Possible complications: pain during the procedure (caused by
excessive heating or nerve irritation),
skin redness/burn/edema.
Major
complications are rare and usually can be prevented by an adequate
preparation to the treatment.
They may include: necrosis outside the
target volume,
bowel perforation,
skin burns with ulceration and
complications of sedation.
FINDINGS
- MRgFUS results in pain resolution in 60-100% of treated patients.
The relief is fast (within 3 days) and long-lasting (>3 months) [12].
Numerous studies have been published on the topic,
mostly prospective single-arm studies [12] (Figure 6).
In 2014,
Hurwitz et al.
published a randomized,
placebo-controlled single-blind multicenter phase III trial,
including 147 patients randomized to MRgFUS (112 patients) or placebo (35 patients).
At 3 months,
the pain response was 64,3% in the treatment arm vs 20% in the placebo group.
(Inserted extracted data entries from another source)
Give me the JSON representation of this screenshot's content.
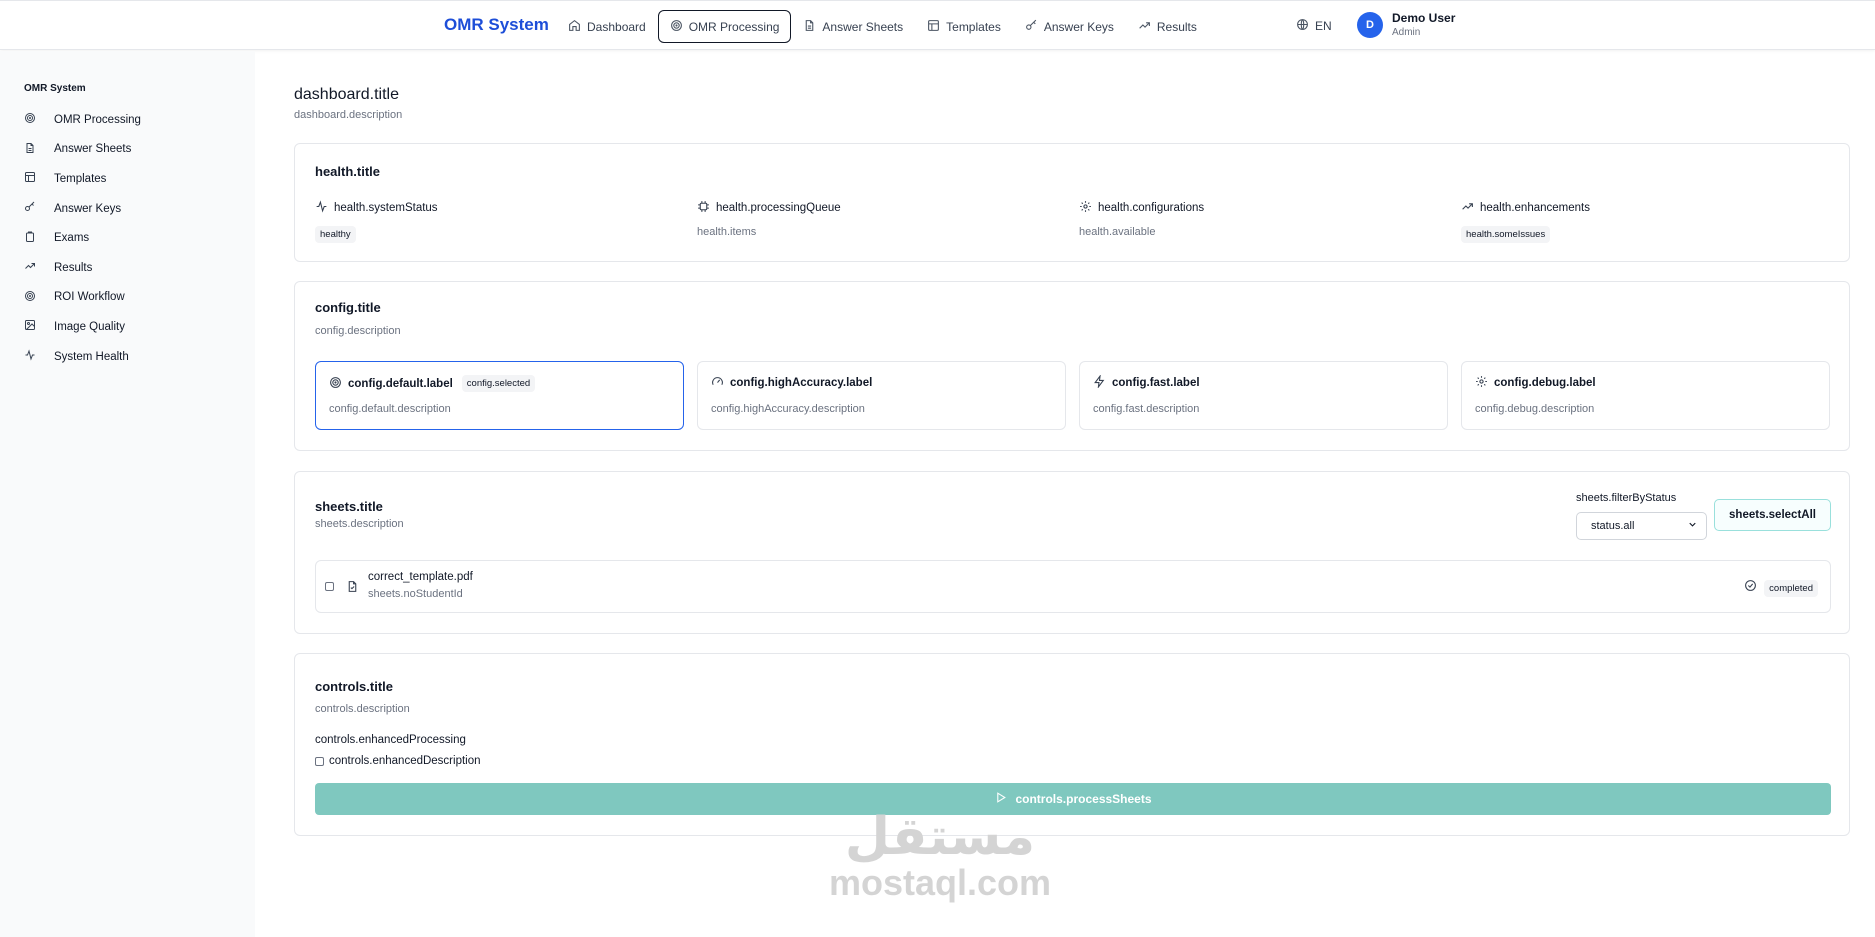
{
  "header": {
    "brand": "OMR System",
    "nav": [
      {
        "label": "Dashboard",
        "icon": "home-icon"
      },
      {
        "label": "OMR Processing",
        "icon": "target-icon",
        "active": true
      },
      {
        "label": "Answer Sheets",
        "icon": "file-icon"
      },
      {
        "label": "Templates",
        "icon": "layout-icon"
      },
      {
        "label": "Answer Keys",
        "icon": "key-icon"
      },
      {
        "label": "Results",
        "icon": "trending-up-icon"
      }
    ],
    "language": "EN",
    "user": {
      "initial": "D",
      "name": "Demo User",
      "role": "Admin"
    }
  },
  "sidebar": {
    "title": "OMR System",
    "items": [
      {
        "label": "OMR Processing",
        "icon": "target-icon"
      },
      {
        "label": "Answer Sheets",
        "icon": "file-icon"
      },
      {
        "label": "Templates",
        "icon": "layout-icon"
      },
      {
        "label": "Answer Keys",
        "icon": "key-icon"
      },
      {
        "label": "Exams",
        "icon": "clipboard-icon"
      },
      {
        "label": "Results",
        "icon": "trending-up-icon"
      },
      {
        "label": "ROI Workflow",
        "icon": "target-icon"
      },
      {
        "label": "Image Quality",
        "icon": "image-icon"
      },
      {
        "label": "System Health",
        "icon": "activity-icon"
      }
    ]
  },
  "page": {
    "title": "dashboard.title",
    "description": "dashboard.description"
  },
  "health": {
    "title": "health.title",
    "items": [
      {
        "label": "health.systemStatus",
        "value": "healthy",
        "pill": true,
        "icon": "activity-icon"
      },
      {
        "label": "health.processingQueue",
        "value": "health.items",
        "pill": false,
        "icon": "cpu-icon"
      },
      {
        "label": "health.configurations",
        "value": "health.available",
        "pill": false,
        "icon": "gear-icon"
      },
      {
        "label": "health.enhancements",
        "value": "health.someIssues",
        "pill": true,
        "icon": "trending-up-icon"
      }
    ]
  },
  "config": {
    "title": "config.title",
    "description": "config.description",
    "options": [
      {
        "label": "config.default.label",
        "description": "config.default.description",
        "badge": "config.selected",
        "selected": true,
        "icon": "target-icon"
      },
      {
        "label": "config.highAccuracy.label",
        "description": "config.highAccuracy.description",
        "selected": false,
        "icon": "gauge-icon"
      },
      {
        "label": "config.fast.label",
        "description": "config.fast.description",
        "selected": false,
        "icon": "zap-icon"
      },
      {
        "label": "config.debug.label",
        "description": "config.debug.description",
        "selected": false,
        "icon": "gear-icon"
      }
    ]
  },
  "sheets": {
    "title": "sheets.title",
    "description": "sheets.description",
    "filter_label": "sheets.filterByStatus",
    "filter_value": "status.all",
    "select_all": "sheets.selectAll",
    "items": [
      {
        "name": "correct_template.pdf",
        "sub": "sheets.noStudentId",
        "status": "completed"
      }
    ]
  },
  "controls": {
    "title": "controls.title",
    "description": "controls.description",
    "enhanced_label": "controls.enhancedProcessing",
    "enhanced_description": "controls.enhancedDescription",
    "process_button": "controls.processSheets"
  },
  "watermark": {
    "arabic": "مستقل",
    "latin": "mostaql.com"
  },
  "colors": {
    "brand": "#1d4ed8",
    "selected_border": "#2563eb",
    "process_button": "#7fc8bf",
    "select_all_border": "#99e0dc"
  }
}
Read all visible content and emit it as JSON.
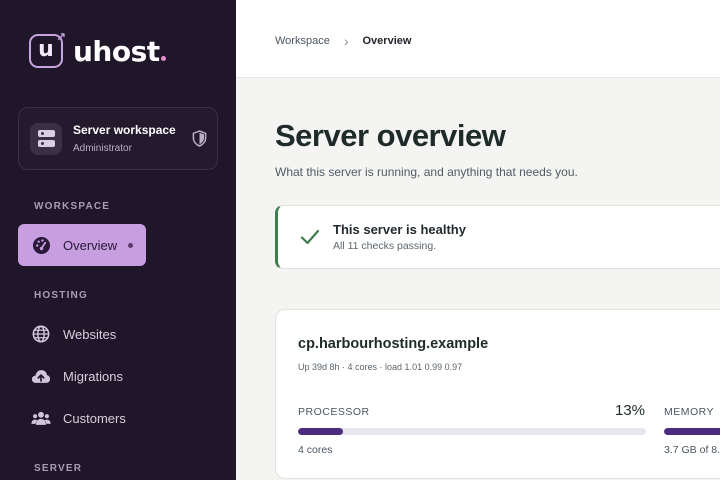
{
  "brand": {
    "name": "uhost"
  },
  "workspace_card": {
    "title": "Server workspace",
    "role": "Administrator"
  },
  "sidebar": {
    "sections": [
      {
        "label": "WORKSPACE"
      },
      {
        "label": "HOSTING"
      },
      {
        "label": "SERVER"
      }
    ],
    "items": [
      {
        "label": "Overview",
        "icon": "dashboard-gauge-icon",
        "active": true
      },
      {
        "label": "Websites",
        "icon": "globe-icon"
      },
      {
        "label": "Migrations",
        "icon": "cloud-upload-icon"
      },
      {
        "label": "Customers",
        "icon": "users-icon"
      }
    ]
  },
  "breadcrumb": {
    "root": "Workspace",
    "current": "Overview"
  },
  "page": {
    "title": "Server overview",
    "subtitle": "What this server is running, and anything that needs you."
  },
  "health": {
    "title": "This server is healthy",
    "detail": "All 11 checks passing.",
    "status_color": "#3e7d4f"
  },
  "server": {
    "hostname": "cp.harbourhosting.example",
    "meta": "Up 39d 8h · 4 cores · load 1.01 0.99 0.97",
    "processor": {
      "label": "PROCESSOR",
      "value": "13%",
      "percent": 13,
      "sub": "4 cores"
    },
    "memory": {
      "label": "MEMORY",
      "sub": "3.7 GB of 8."
    }
  },
  "colors": {
    "sidebar_bg": "#1f1629",
    "accent": "#c79ee0",
    "bar_fill": "#4a2b7d"
  }
}
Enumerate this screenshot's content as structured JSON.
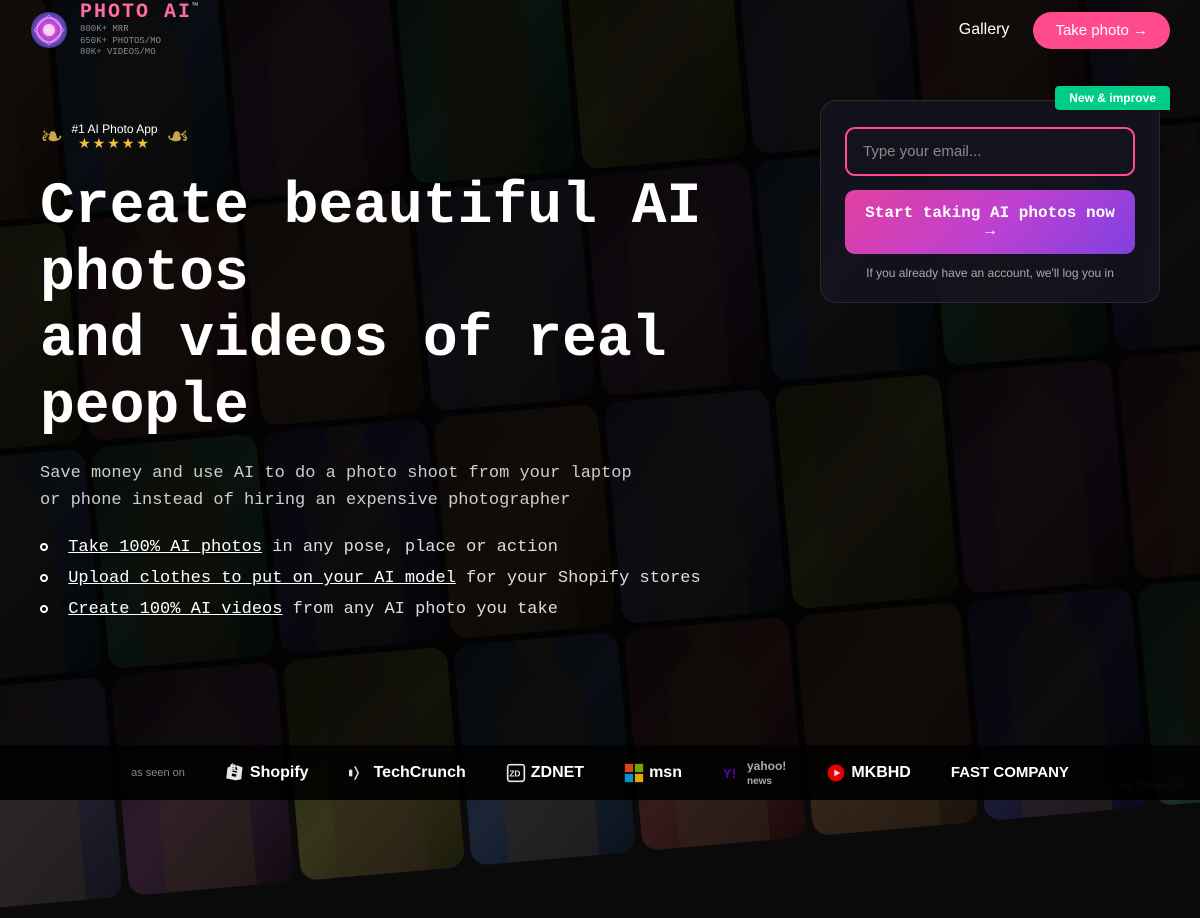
{
  "nav": {
    "logo_photo": "PHOTO",
    "logo_ai": "AI",
    "logo_tm": "™",
    "stat1": "800K+ MRR",
    "stat2": "650K+ PHOTOS/MO",
    "stat3": "80K+ VIDEOS/MO",
    "gallery_label": "Gallery",
    "take_photo_label": "Take photo →"
  },
  "award": {
    "title": "#1 AI Photo App",
    "stars": "★★★★★"
  },
  "hero": {
    "headline": "Create beautiful AI photos\nand videos of real people",
    "subheadline": "Save money and use AI to do a photo shoot from your laptop or phone instead of hiring an expensive photographer",
    "feature1_link": "Take 100% AI photos",
    "feature1_rest": " in any pose, place or action",
    "feature2_link": "Upload clothes to put on your AI model",
    "feature2_rest": " for your Shopify stores",
    "feature3_link": "Create 100% AI videos",
    "feature3_rest": " from any AI photo you take"
  },
  "signup": {
    "new_badge": "New & improve",
    "email_placeholder": "Type your email...",
    "cta_label": "Start taking AI photos now →",
    "login_hint": "If you already have an account, we'll log you in"
  },
  "bottom_bar": {
    "as_seen": "as seen on",
    "brands": [
      "Shopify",
      "TechCrunch",
      "ZDNET",
      "msn",
      "yahoo! news",
      "MKBHD",
      "FAST COMPANY"
    ]
  },
  "levelsio": "by @levelsio",
  "colors": {
    "accent_pink": "#ff4b8b",
    "accent_green": "#00cc88",
    "gradient_start": "#e040a0",
    "gradient_end": "#8040e0"
  }
}
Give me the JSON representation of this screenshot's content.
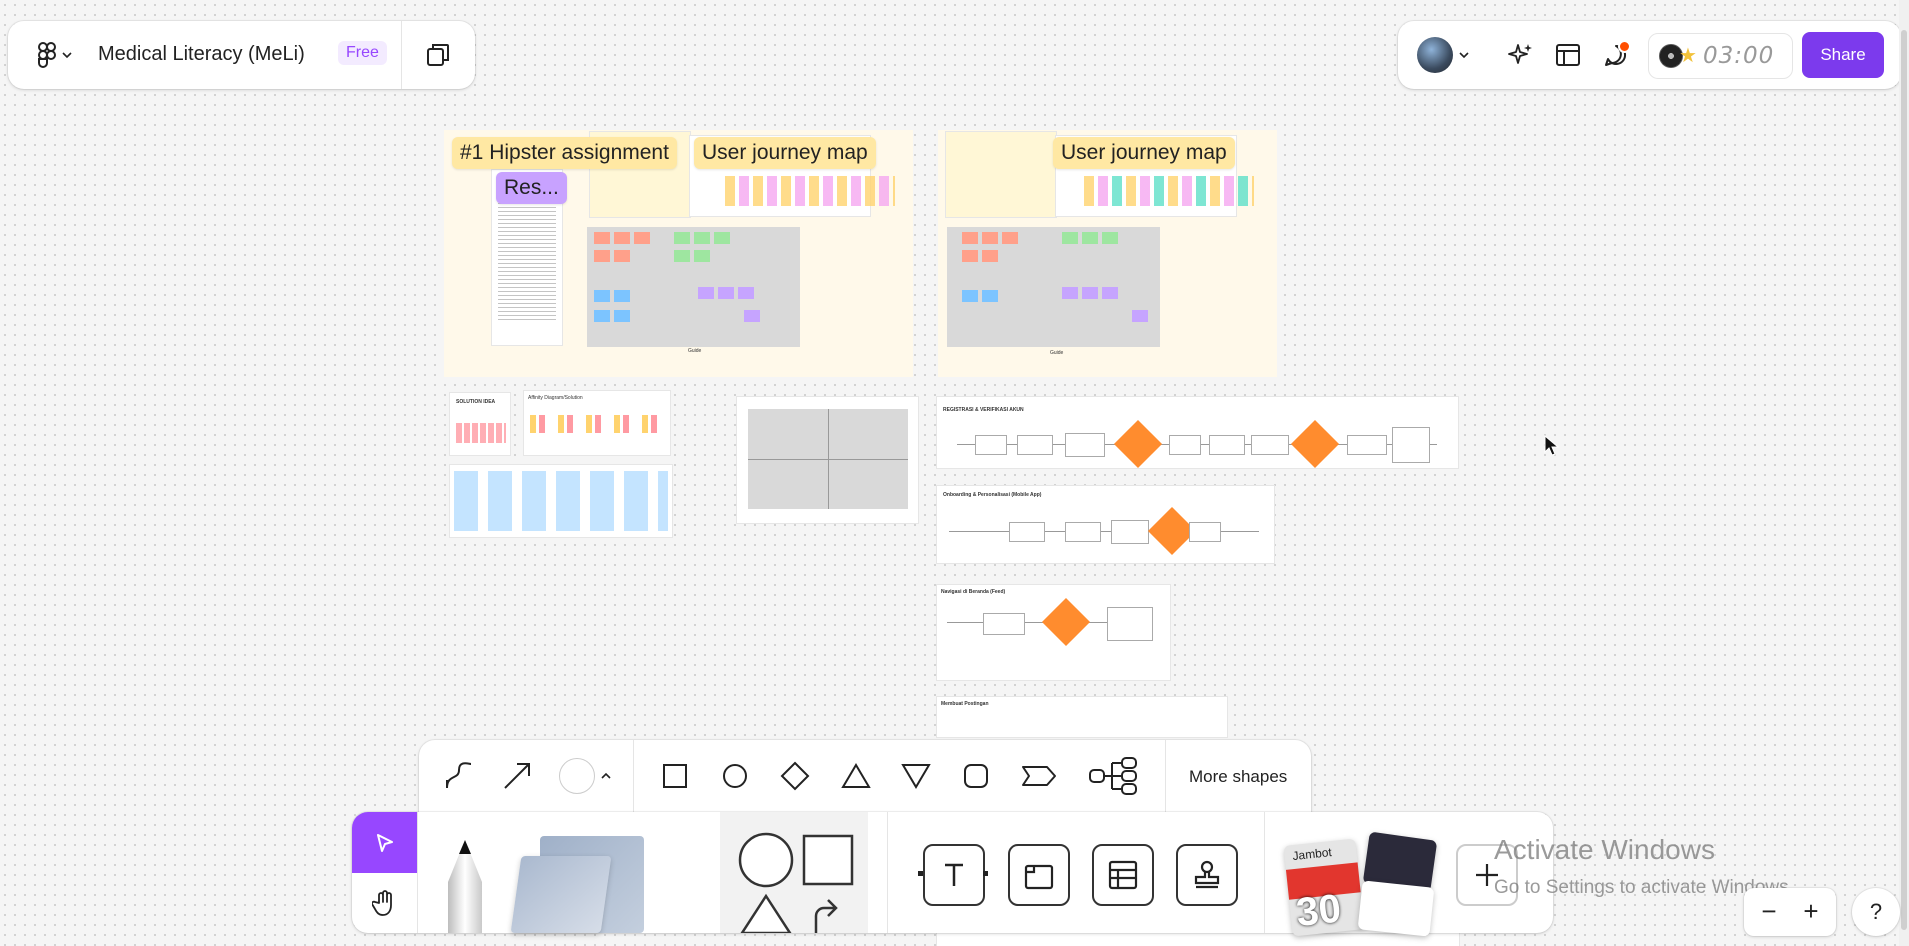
{
  "file": {
    "title": "Medical Literacy (MeLi)",
    "plan_badge": "Free"
  },
  "header": {
    "timer": "03:00",
    "share_label": "Share"
  },
  "canvas": {
    "board1_tag1": "#1 Hipster assignment",
    "board1_tag2": "Res...",
    "board1_tag3": "User journey map",
    "board2_tag1": "User journey map",
    "labels": {
      "solution_idea": "SOLUTION IDEA",
      "affinity": "Affinity Diagram/Solution",
      "registrasi": "REGISTRASI & VERIFIKASI AKUN",
      "onboarding": "Onboarding & Personalisasi (Mobile App)",
      "navigasi": "Navigasi di Beranda (Feed)",
      "membuat": "Membuat Postingan",
      "guide": "Guide"
    }
  },
  "shapes_toolbar": {
    "more_shapes_label": "More shapes",
    "tools": [
      "connector-icon",
      "arrow-icon",
      "color-swatch",
      "rectangle-icon",
      "ellipse-icon",
      "diamond-icon",
      "triangle-icon",
      "triangle-down-icon",
      "rounded-rect-icon",
      "chevron-shape-icon",
      "mindmap-icon"
    ]
  },
  "main_toolbar": {
    "tools": [
      "move-tool",
      "hand-tool",
      "pencil-tool",
      "sticky-tool",
      "shapes-tool",
      "text-tool",
      "section-tool",
      "table-tool",
      "stamp-tool",
      "widgets-tool",
      "add-tool"
    ],
    "widget_card_label": "Jambot",
    "widget_number": "30"
  },
  "watermark": {
    "line1": "Activate Windows",
    "line2": "Go to Settings to activate Windows."
  },
  "zoom": {
    "minus": "−",
    "plus": "+",
    "help": "?"
  },
  "colors": {
    "accent": "#9747ff",
    "share": "#7c3aed",
    "notification": "#ff4f00",
    "diamond": "#ff8c2e"
  }
}
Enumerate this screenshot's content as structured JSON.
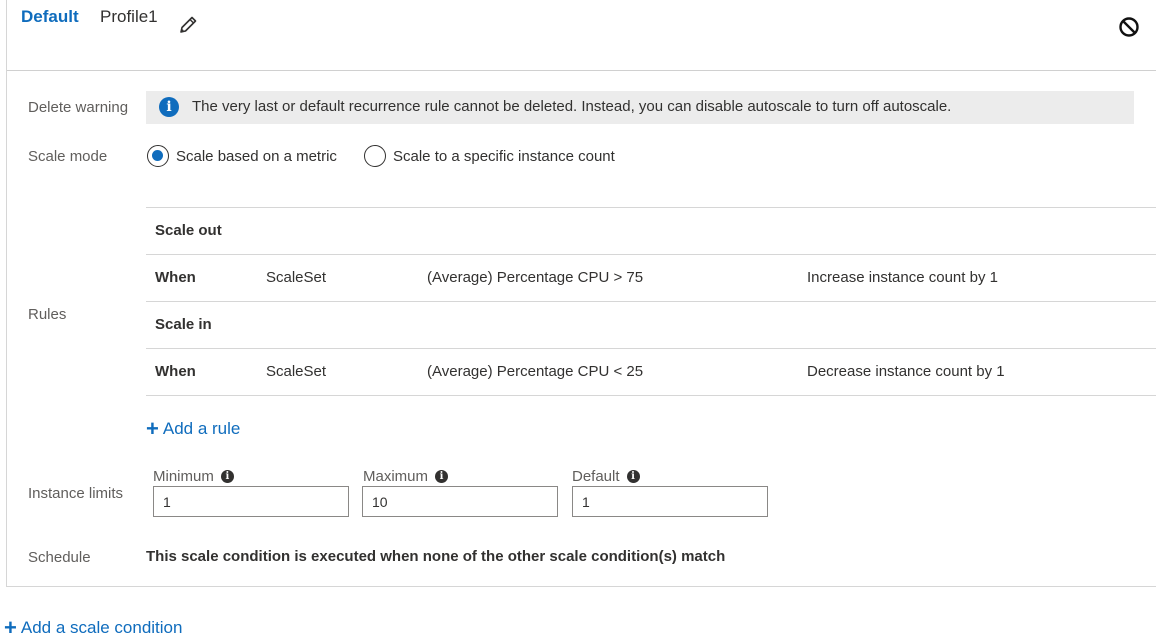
{
  "header": {
    "default_label": "Default",
    "profile_name": "Profile1",
    "edit_icon": "pencil-icon",
    "disable_icon": "block-icon"
  },
  "delete_warning": {
    "label": "Delete warning",
    "icon": "info-icon",
    "message": "The very last or default recurrence rule cannot be deleted. Instead, you can disable autoscale to turn off autoscale."
  },
  "scale_mode": {
    "label": "Scale mode",
    "options": [
      {
        "label": "Scale based on a metric",
        "selected": true
      },
      {
        "label": "Scale to a specific instance count",
        "selected": false
      }
    ]
  },
  "rules": {
    "label": "Rules",
    "scale_out": {
      "heading": "Scale out",
      "when": "When",
      "resource": "ScaleSet",
      "condition": "(Average) Percentage CPU > 75",
      "action": "Increase instance count by 1"
    },
    "scale_in": {
      "heading": "Scale in",
      "when": "When",
      "resource": "ScaleSet",
      "condition": "(Average) Percentage CPU < 25",
      "action": "Decrease instance count by 1"
    },
    "add_rule_label": "Add a rule"
  },
  "instance_limits": {
    "label": "Instance limits",
    "minimum_label": "Minimum",
    "minimum_value": "1",
    "maximum_label": "Maximum",
    "maximum_value": "10",
    "default_label": "Default",
    "default_value": "1"
  },
  "schedule": {
    "label": "Schedule",
    "text": "This scale condition is executed when none of the other scale condition(s) match"
  },
  "add_scale_condition_label": "Add a scale condition",
  "colors": {
    "accent": "#0f6cbd",
    "warning_bg": "#ececec",
    "text": "#323130",
    "label": "#605e5c"
  }
}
A complete pain relief was achieved in 23,3% after MRgFUS vs 5.7% in the placebo.
Two-thirds of patients responded within 3 days.
The most frequent complication was pain during the procedure (32,1%).
Major complications occurred in 3% (third degree skin burns,
fractures).
60,3% of all adverse events resolved within the treatment day [13].
FUTURE DIRECTIONS
- In the future,
more studies are needed to investigate pain palliation and bone strength after MRgFUS in the long term.
Furthermore,
a comparison of MRgFUS with radiotherapy in terms of efficacy and safety and the possible effects of a combined treatment of MRgFUS versus radiotherapy may better define the role of this procedure for pain palliation of bone metastases.